P = Quarterly coupon amount = $1,000 × (10%/4) = $25
r = interest rate = 12% annual = 12% ÷ 4 quarterly = 3% or 0.03 quarterly
n = number of period = 5 years = 7 × 4 quarters = 28 quarters
Substitute the values into equation (1) to have:
PVC = 25 × [{1 - [1 ÷ (1+0.03)]^28} ÷ 0.03] = $469.10
Step 2: Calculation of the present value of the face value (PVFAV) of the bond
The simple PV formula is used as follows:
PVFAV = FAV ÷ (1 + r)^n ……………………………………. (2)
Where;
PVFAC = Present value of the face value of the bond = ?
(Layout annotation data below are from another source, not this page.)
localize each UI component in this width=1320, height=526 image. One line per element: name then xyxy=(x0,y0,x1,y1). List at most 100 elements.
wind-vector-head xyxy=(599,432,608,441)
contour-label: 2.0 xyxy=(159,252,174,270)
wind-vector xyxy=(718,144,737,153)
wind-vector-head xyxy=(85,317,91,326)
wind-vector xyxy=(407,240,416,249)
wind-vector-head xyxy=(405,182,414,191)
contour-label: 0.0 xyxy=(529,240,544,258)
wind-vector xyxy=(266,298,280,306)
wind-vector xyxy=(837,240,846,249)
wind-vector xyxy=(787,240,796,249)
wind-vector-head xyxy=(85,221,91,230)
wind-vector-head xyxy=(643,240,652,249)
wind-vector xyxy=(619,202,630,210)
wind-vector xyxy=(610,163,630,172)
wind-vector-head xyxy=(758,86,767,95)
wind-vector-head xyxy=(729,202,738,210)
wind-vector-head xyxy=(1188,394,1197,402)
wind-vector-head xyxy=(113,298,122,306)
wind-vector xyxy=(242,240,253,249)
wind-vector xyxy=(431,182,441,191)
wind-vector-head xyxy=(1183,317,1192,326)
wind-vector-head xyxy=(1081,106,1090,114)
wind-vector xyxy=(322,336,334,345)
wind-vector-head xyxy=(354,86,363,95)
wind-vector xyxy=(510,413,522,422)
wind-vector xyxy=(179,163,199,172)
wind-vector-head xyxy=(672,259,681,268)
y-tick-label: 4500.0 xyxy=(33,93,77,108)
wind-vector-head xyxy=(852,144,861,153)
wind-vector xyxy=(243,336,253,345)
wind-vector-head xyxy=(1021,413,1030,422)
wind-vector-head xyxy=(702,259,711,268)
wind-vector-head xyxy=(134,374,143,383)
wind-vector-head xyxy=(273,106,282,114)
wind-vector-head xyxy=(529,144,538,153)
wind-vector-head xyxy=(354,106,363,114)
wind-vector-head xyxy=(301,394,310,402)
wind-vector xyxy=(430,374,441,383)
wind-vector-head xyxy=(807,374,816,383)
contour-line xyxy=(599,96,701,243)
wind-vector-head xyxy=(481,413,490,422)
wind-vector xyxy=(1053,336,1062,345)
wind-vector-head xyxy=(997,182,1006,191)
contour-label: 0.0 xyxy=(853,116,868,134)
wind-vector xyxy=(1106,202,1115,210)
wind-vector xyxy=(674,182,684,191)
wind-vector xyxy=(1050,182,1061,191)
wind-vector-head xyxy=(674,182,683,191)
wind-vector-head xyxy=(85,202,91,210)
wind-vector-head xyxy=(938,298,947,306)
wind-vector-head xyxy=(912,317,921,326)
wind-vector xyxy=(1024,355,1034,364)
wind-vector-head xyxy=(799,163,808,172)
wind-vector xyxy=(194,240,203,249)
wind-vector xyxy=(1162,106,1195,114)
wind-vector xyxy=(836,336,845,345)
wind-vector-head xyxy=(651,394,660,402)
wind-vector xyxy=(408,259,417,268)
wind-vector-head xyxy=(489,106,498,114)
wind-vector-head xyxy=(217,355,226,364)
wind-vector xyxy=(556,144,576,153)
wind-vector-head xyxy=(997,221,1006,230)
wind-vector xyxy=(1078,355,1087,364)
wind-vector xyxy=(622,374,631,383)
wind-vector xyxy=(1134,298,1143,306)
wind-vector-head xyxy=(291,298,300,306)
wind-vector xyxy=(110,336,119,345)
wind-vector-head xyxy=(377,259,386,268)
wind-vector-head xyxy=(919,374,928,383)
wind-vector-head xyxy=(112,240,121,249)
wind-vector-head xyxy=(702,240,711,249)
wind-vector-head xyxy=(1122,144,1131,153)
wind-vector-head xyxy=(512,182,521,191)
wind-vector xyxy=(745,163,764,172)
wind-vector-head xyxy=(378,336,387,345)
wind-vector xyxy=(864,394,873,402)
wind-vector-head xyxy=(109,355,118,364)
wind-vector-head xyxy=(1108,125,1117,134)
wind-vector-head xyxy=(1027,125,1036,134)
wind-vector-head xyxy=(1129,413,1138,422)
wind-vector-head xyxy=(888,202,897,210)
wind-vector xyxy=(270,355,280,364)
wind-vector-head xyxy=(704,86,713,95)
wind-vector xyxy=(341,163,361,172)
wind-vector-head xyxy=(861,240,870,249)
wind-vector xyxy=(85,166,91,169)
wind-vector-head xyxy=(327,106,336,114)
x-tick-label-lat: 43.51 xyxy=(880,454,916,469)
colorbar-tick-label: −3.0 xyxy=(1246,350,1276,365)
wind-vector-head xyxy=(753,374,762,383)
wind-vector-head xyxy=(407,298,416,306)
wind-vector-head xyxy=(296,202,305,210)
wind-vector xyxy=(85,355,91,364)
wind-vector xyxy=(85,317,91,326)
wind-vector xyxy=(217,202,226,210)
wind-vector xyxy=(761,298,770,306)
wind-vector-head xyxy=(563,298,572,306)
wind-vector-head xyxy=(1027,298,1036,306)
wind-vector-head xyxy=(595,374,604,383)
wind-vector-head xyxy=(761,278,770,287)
FAC = Face value of the bond = $1,000
r and n are as already given in step 1 above
Substituting these values into equation (2), we have:
PVFAV = FAV ÷ (1 + 0.03)^28 = $437.08
Step 3: Calculation of the market price of the bond
Market price of the bond = PVC + PVFAC …………………………… (3)
From step 1, PVC is $469.10, and PVFAC is $437.08 from Step 2. We can them substitute for them in equation (3) and have:
Market price of the bond = $469.10 + $437.08 = $906.18
Conclusion
Therefore, she should pay $906.18 for the bond.